FEAR.  The four-letter bad word that I believe is just as hurtful as any other four-letter bad word you might be thinking of at this very moment.

To be honest, I know that word so very well.  I have lived in fear as long as I can remember.

Fear of dying when my best friend was killed in a car crash when we were 16.

Fear of not being good enough because as hard as I tried to fit in with groups of friends, or when I didn’t wear the “right brand” or when I chose not to do what others were doing.

Fear of being in my own head.  Sometimes my thoughts have been very dark and scary.

Fear of bad health.  I feared being overweight because that was something I knew all too well growing up.  My family was overweight, so I felt destined to be, too.

I feared for my own life when I was 25 in college and a lump was found at my yearly exam. My body went numb and I couldn’t move a thing… I even passed out.  So many appointments.   Finally, after following it for two years, it was classified normal.

I feared becoming diabetic after my gestational diabetes with my first son and had acquired so many health complications even after his birth that made me feel like death.  I lost a lot of blood that led to severe anemia that later got resolved by a blood transfusion.

I feared I was going crazy when I fell into deep anxiety and depression after my second son was born.  I had that feeling that the whole world was crashing down to the whole point I felt nothing.  No emotion. No feelings.

But what if you defied these odds that are against you and you turned it around to create a story that was more based on being FEARLESS?

Over time, I have taken these fears and used them to overcome and conquer these fears to create a more meaningful story of courage and bravery.
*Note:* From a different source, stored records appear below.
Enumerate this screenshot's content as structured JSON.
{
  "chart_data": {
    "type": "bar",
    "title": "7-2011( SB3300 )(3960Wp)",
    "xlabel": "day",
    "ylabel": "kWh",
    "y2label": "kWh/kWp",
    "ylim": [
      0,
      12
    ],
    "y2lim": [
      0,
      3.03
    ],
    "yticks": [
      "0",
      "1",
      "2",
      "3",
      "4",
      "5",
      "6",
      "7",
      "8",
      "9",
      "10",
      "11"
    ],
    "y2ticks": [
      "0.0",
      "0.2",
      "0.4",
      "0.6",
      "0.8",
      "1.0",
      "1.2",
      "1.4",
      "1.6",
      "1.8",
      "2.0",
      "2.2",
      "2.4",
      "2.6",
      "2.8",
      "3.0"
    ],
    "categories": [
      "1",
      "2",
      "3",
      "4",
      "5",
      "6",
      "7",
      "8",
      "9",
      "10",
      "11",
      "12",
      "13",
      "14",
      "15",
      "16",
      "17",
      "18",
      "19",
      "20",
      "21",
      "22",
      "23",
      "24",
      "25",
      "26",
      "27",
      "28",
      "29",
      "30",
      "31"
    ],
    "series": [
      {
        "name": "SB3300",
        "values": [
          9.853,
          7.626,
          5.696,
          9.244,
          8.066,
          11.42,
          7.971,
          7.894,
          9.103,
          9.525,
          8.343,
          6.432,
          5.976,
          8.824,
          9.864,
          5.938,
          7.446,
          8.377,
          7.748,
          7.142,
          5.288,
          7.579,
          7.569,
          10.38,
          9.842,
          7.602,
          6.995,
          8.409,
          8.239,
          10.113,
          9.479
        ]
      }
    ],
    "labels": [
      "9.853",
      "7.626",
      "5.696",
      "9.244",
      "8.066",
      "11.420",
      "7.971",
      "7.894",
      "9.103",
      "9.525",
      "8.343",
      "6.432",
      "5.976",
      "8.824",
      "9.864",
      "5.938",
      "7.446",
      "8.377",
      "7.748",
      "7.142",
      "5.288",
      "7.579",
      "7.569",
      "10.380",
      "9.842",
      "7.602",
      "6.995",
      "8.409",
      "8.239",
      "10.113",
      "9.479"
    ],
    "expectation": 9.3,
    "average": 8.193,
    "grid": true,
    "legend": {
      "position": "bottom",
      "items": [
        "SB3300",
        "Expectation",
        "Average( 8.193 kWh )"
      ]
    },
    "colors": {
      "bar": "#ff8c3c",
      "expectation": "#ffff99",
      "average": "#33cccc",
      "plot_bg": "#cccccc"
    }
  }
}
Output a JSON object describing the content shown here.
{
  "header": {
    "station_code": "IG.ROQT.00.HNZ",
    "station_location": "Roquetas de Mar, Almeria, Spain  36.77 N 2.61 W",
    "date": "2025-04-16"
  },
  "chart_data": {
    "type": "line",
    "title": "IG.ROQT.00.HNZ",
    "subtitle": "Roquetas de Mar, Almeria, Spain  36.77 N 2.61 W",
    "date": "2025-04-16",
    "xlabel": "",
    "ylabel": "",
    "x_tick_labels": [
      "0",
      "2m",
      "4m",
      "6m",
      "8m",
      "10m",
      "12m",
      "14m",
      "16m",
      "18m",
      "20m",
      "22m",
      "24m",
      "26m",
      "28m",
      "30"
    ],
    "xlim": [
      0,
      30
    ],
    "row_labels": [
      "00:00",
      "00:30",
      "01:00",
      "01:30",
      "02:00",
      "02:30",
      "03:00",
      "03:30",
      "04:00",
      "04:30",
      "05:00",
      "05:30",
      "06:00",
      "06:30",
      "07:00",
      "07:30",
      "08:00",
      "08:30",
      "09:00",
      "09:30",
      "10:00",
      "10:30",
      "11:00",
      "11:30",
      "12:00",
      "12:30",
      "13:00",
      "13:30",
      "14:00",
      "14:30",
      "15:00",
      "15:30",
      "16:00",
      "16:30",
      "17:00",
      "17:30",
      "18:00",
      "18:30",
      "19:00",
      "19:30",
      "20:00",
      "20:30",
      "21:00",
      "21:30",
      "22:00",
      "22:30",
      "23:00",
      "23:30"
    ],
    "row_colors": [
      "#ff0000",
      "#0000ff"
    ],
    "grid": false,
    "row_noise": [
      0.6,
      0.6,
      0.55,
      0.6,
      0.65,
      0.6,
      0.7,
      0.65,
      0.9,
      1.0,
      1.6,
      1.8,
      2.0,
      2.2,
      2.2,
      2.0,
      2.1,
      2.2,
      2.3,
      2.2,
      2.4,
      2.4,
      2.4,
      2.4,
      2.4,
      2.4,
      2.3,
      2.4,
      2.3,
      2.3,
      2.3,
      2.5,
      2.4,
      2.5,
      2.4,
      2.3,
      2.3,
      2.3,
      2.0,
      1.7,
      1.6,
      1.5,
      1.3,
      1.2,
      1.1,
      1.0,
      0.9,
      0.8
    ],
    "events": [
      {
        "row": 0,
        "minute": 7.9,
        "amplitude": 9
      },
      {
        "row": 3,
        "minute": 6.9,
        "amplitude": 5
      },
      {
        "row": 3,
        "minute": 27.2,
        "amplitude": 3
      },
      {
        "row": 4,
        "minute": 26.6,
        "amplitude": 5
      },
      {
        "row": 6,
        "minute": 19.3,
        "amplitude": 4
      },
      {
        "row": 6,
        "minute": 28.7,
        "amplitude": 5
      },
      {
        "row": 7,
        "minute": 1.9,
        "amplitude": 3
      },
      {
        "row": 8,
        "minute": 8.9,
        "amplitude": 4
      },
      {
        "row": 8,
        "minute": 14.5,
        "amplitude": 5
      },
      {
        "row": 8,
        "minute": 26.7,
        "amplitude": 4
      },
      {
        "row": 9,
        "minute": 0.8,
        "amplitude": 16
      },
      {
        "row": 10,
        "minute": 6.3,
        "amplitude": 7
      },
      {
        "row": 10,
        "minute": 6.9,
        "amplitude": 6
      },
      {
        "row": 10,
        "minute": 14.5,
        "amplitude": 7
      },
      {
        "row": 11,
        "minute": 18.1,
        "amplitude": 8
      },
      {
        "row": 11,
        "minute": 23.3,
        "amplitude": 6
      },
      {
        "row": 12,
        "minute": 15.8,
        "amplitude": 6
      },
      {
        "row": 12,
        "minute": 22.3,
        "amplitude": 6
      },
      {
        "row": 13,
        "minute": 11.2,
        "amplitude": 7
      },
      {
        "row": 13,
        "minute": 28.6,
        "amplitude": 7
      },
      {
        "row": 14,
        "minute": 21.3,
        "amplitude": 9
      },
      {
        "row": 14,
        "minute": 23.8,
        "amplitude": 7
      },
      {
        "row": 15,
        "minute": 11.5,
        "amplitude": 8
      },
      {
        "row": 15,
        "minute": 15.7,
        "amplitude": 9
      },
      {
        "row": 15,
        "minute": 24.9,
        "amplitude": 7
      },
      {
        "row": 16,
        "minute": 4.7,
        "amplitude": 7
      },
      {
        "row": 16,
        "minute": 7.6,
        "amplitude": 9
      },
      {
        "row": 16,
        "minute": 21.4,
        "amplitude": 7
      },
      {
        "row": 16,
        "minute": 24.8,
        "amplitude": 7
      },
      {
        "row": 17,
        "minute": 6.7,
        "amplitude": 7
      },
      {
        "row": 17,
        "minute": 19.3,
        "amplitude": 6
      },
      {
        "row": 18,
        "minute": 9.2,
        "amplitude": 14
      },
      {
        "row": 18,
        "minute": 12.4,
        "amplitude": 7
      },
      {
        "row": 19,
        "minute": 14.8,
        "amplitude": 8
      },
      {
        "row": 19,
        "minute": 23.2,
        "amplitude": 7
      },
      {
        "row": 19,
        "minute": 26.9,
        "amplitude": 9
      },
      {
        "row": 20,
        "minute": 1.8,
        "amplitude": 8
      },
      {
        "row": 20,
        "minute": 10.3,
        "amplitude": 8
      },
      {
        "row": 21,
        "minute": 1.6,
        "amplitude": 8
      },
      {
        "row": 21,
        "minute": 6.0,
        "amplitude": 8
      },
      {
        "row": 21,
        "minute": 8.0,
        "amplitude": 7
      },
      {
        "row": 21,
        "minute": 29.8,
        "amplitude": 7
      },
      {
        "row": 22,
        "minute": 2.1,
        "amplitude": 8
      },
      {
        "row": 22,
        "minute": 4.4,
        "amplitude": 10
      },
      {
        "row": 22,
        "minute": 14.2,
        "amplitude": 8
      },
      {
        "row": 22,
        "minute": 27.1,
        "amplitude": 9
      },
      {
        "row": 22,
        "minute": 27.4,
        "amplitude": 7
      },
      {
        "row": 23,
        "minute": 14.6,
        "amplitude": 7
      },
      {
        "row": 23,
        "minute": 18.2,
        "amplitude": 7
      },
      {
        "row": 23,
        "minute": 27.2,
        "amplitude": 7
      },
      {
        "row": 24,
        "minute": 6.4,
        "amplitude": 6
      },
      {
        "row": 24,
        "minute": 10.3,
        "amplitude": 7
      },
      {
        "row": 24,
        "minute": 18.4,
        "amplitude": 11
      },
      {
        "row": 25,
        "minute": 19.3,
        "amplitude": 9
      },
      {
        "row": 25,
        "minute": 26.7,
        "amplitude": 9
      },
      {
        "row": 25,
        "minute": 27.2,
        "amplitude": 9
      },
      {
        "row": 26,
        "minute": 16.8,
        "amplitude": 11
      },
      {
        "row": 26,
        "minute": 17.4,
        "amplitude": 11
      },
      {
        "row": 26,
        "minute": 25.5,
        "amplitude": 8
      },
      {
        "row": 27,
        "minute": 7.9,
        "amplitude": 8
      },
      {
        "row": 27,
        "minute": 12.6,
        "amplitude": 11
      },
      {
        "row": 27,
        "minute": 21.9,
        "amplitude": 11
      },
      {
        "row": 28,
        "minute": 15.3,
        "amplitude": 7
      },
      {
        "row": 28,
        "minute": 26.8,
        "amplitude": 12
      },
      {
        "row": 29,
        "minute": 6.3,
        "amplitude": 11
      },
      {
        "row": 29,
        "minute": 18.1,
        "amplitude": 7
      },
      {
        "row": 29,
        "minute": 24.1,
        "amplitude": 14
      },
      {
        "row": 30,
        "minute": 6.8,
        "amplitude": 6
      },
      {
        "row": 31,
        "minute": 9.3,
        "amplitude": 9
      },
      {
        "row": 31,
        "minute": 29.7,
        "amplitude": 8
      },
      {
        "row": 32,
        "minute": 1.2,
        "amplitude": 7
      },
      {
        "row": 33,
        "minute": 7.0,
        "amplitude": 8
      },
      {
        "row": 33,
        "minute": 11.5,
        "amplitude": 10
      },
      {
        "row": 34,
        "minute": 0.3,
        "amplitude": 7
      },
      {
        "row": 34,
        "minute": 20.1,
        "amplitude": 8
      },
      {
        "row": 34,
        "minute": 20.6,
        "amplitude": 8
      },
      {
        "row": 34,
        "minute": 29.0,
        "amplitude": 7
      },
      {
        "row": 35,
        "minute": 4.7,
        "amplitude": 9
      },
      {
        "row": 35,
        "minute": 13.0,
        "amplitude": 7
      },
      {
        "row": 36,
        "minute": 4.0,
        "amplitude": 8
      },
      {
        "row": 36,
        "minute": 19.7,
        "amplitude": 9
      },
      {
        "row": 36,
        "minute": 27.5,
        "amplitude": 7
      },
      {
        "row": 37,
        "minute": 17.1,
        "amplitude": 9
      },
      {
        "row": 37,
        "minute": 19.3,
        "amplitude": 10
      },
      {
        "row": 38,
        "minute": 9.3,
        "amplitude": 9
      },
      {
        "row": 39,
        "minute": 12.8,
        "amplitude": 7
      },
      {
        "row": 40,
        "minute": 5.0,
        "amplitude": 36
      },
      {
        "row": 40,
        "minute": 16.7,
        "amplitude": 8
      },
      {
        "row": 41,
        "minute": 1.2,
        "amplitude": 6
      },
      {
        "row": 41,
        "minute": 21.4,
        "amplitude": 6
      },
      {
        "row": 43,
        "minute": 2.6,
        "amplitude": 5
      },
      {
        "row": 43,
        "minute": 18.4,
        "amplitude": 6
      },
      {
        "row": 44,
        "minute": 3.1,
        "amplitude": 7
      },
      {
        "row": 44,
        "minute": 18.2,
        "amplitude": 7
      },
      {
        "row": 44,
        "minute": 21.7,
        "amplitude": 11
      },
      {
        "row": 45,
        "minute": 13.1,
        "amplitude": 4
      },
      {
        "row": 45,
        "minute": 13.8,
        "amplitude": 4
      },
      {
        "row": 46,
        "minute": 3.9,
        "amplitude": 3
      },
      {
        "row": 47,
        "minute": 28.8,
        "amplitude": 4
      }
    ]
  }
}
I have taken control over my health which has been the greatest blessing in my life.  I have learned to overcome that fear and feel absolutely amazing about myself physically.  It’s taken consistency every day for the last two years since my second son was born but I have defied these odds!  I recently ran my first half marathon and currently training for my first marathon later this year.

I have sought help to help me overcome the emptiness of depression and am coming out of stronger than I have ever been.

Every day is a new day to know your worth and your worth in God’s eyes is sufficient.  With each new day, I realize that I am ENOUGH.

You ARE enough.  Even as adults, we might still be trying to fit in in all the noise of motherhood, business, or who you are as an individual but know that no matter what you are brighter than glitter.

I’ve taken chances to start my own business in photography, health and fitness, and recently Bei: Be Beautiful with a mission to empower women that they are beautiful no matter what their story may be.

To me this is the definition of being a #fearlessfemale.  Taking your fears and turning them into strengths.  Taking that old story and turning it into something meaningful and beautiful that can help serve others.  Leading your family by example.  No matter what you’re going through, be fearless and remember you got this!